静かな畳の冷でヨガ

 
 毎日タニタの計りに乗って体重などを管理している。

 9月に退職して数ヶ月、5キロ位体重が増えてしまった。

 これはいけないと、食べる物をいろいろと考えたところで、一向に数値は変わらない。

 分析してみると、基礎代謝率が落ちている。

 こちらへ来てすぐの頃などは、タンクローリーの仕事をするのに、防寒着を身につけなくても平気だった。おそらく代謝がよかったのだろう、例え気温がマイナスになろうとも、あまり寒いと感じることはなかった。

 ところが最近は、寒いのである。

 朝起きて、部屋の中が氷点下だと寒くて、石油ファンヒーターを点けてから起きるという、テイタラクになってしまった。寒いのだ。

 しかし、基本的には代謝はいいのか、いつか東京の実家へ帰る際など、マイナス3度の中、新幹線に乗るべく、JRの最寄り駅まで歩いて行ったらダウンの中に汗をかいてしまい、駅のトイレの前で汗を拭いたなんてこともあった。
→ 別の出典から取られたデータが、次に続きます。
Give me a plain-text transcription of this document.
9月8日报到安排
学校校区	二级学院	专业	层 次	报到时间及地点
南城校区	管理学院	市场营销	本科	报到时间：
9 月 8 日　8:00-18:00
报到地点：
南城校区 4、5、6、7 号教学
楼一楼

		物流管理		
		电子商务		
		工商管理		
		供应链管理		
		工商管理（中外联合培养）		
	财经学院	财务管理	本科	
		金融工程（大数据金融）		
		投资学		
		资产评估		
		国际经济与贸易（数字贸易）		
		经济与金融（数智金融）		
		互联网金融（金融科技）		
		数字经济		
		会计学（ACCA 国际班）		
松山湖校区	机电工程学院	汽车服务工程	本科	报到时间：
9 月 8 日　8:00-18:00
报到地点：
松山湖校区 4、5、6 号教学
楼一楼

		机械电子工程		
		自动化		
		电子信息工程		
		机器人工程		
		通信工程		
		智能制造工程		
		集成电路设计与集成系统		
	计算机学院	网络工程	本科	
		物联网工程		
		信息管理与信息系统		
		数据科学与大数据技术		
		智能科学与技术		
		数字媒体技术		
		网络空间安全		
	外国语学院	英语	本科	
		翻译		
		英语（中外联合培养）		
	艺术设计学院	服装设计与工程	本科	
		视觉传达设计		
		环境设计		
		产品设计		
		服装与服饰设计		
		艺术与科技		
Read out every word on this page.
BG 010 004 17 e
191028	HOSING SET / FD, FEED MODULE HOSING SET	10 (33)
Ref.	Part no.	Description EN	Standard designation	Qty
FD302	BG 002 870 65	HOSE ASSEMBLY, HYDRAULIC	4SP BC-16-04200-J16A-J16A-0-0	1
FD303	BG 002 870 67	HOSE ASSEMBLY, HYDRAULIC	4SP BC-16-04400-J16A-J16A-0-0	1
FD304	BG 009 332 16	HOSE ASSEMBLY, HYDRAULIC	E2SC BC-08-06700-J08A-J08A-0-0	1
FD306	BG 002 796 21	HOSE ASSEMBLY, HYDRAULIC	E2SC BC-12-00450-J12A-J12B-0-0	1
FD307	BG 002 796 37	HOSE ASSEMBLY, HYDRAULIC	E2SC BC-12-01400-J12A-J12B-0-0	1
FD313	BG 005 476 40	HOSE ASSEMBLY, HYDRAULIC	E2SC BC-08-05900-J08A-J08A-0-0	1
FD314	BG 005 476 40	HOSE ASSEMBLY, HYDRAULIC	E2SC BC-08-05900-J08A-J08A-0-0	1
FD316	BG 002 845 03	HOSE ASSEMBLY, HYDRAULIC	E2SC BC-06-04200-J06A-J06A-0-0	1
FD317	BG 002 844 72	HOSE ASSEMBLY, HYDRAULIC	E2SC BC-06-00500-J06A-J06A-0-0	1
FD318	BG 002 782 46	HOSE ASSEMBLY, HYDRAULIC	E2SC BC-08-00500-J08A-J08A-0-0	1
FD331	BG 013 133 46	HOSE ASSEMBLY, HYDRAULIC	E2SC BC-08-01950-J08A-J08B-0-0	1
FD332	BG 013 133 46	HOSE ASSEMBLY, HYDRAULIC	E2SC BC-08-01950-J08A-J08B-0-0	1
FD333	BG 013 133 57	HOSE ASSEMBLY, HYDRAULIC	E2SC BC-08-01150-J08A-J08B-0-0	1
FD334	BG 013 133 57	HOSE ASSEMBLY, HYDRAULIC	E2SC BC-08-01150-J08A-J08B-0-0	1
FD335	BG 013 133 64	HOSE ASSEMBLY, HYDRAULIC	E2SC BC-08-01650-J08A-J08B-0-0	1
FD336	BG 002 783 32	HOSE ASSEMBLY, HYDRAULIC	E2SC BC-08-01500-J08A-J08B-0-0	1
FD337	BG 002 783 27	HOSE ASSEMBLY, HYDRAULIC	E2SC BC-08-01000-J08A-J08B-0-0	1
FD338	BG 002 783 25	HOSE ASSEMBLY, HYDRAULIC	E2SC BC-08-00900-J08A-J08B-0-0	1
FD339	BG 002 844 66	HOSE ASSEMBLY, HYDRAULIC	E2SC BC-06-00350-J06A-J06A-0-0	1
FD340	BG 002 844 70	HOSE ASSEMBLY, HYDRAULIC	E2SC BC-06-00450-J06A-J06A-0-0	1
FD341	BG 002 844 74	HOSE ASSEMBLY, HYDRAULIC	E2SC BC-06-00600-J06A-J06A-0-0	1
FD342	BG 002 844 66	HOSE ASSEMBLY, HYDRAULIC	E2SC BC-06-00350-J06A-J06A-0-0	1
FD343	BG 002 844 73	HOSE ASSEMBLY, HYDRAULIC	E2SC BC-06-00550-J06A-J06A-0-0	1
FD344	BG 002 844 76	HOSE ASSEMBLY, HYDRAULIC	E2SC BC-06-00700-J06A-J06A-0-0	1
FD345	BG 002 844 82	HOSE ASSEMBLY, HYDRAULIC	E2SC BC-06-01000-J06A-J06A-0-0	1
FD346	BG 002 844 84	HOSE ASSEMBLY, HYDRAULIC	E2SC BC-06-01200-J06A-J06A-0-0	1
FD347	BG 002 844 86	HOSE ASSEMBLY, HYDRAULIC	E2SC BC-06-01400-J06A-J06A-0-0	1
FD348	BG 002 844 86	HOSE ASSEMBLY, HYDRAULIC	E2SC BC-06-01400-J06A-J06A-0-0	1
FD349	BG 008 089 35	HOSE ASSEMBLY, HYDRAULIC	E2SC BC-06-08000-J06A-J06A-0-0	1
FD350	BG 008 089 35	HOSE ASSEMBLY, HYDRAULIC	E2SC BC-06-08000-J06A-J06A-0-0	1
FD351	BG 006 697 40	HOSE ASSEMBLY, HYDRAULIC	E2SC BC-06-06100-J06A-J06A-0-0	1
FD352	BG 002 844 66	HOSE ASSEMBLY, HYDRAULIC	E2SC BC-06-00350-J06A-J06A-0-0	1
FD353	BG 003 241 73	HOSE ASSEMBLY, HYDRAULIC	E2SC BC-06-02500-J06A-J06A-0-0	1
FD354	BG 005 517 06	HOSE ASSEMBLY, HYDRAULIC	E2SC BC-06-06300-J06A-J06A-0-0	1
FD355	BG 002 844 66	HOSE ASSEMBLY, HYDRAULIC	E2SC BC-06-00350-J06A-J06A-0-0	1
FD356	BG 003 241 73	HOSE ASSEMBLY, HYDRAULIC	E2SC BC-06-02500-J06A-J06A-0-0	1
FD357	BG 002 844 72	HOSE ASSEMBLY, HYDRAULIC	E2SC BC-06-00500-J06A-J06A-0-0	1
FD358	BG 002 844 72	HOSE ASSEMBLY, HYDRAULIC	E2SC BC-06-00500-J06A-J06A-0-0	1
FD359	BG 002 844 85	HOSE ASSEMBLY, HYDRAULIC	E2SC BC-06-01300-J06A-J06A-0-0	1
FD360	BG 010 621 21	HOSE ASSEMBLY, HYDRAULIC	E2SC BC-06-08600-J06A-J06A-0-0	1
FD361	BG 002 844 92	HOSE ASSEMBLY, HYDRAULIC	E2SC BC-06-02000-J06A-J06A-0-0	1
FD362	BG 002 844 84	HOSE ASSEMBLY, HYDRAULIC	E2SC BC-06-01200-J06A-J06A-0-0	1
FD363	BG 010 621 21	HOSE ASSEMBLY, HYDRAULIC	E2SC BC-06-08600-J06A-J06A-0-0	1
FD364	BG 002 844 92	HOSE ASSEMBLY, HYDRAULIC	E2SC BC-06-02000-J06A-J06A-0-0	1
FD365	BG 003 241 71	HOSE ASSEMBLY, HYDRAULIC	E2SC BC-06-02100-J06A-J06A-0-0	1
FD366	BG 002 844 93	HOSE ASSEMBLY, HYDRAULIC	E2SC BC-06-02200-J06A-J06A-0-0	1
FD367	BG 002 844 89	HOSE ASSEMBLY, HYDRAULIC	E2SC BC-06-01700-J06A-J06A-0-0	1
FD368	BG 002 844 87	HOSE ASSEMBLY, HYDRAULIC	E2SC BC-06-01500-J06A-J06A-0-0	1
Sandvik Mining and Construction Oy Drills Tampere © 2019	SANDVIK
駅のホームの椅子に座って立ち上がると、椅子が汗で濡れていたりして、やっぱり変な体質だなと思った。

 とにかくこれは加齢のせいだ、何とかしなければな、と漠然と思ってはいたものの、何もできずにいた。散歩も筋トレもちょっと行ったところにある市民のプールも、とにかく面倒くさい。出かけるのは床屋と歯医者と銀行、あとはカミサン任せで、これもまた最近はテイタラク一直線なのだ。

 ところが突然、ヨガをやってみようと思い立った。

 義父の部屋を綺麗に片付けたので、ぴったりのスペースがある。

 おそらくYoutubeにいくらでもヨガのチャンネルがあるだろう。

 今は使わなくなった予備のパナソニックのパソコンを見ながらやってみようじゃないか。マットも確か、ブルーインパルスの航空祭に行く時に場所取り用として買った物があったはずだし、パソコンのスピーカーも、Bluetoothで接続するアンカーのやつが確かあったはずだ。

 部屋は汚いが、道具の持ちはいいのが唯一の取り柄だ。これらはすぐに出てきた。

 早速見てみると、20分とか、15分とか、基礎代謝を上げるヨガとか、痩せるヨガとか、いろいろなタイトルの動画が出てくる。とりあえず上の方にあった、基礎代謝アップの10分のやつを選んでやってみることにした。

 ポキポキのお姉さん、インストラクターさんが、丁寧に、的確に解説してくれるのに合わせて身体をくねらそうとするが、そう甘いもんじゃない。昔から身体は硬いと言われていたのに加え、数ヶ月もの間、ほとんど机の前に座ったきりであるこの身体、そう簡単にほぐれるわけがない。

 でも、とにかく同じようにやってみると、やはり思った通りで気持ちがいい。庭の様子と、自分の愛車ランクルが目の前に見えるのもまたいい。

 走らなくていいし、外に出なくてもいいし、簡単だし、これを続けてみることに決めた。

 カミサンのいない時間にやろうとしたのだが、やはり効率が悪いので、仕方なくカミサンに報告して行うと、早速チェックが入る。

「この部屋ちょうどいいわね。へー、パナソニックのこんなパソコン、持ってたんだ」
「バッタ物だろうな、2万5千円位で買ったんだ。いいだろ~」
「身体固いわね」
「そりゃそうだ。ううう…」

 これでもう、カミサンがいても大丈夫、堂々とヨガを行うことができる。

 今日で3回目か4回目かだったけれど、上手くなるとかそういうものではない。

 その都度「整え」て、そのうち基礎代謝が上がればもうけもの位の軽い取り組みである。

 それなりにリラックスして、整うことはできているようないないような。

 ヨガ教室に行かなくとも、広い部屋があってよかった。あっても私のようなじじいが行くところじゃないだろうし、お金もかかるだろうから、プライベートルームで行うことができてよかった。

 今は寒い時期だけれど、やはりうっすらと汗が滲むし、10分きちんとやるとへろへろだ。

 この部屋にはエアコンがないから、この先は大変かもしれない。

 いつまで続くかのお楽しみである。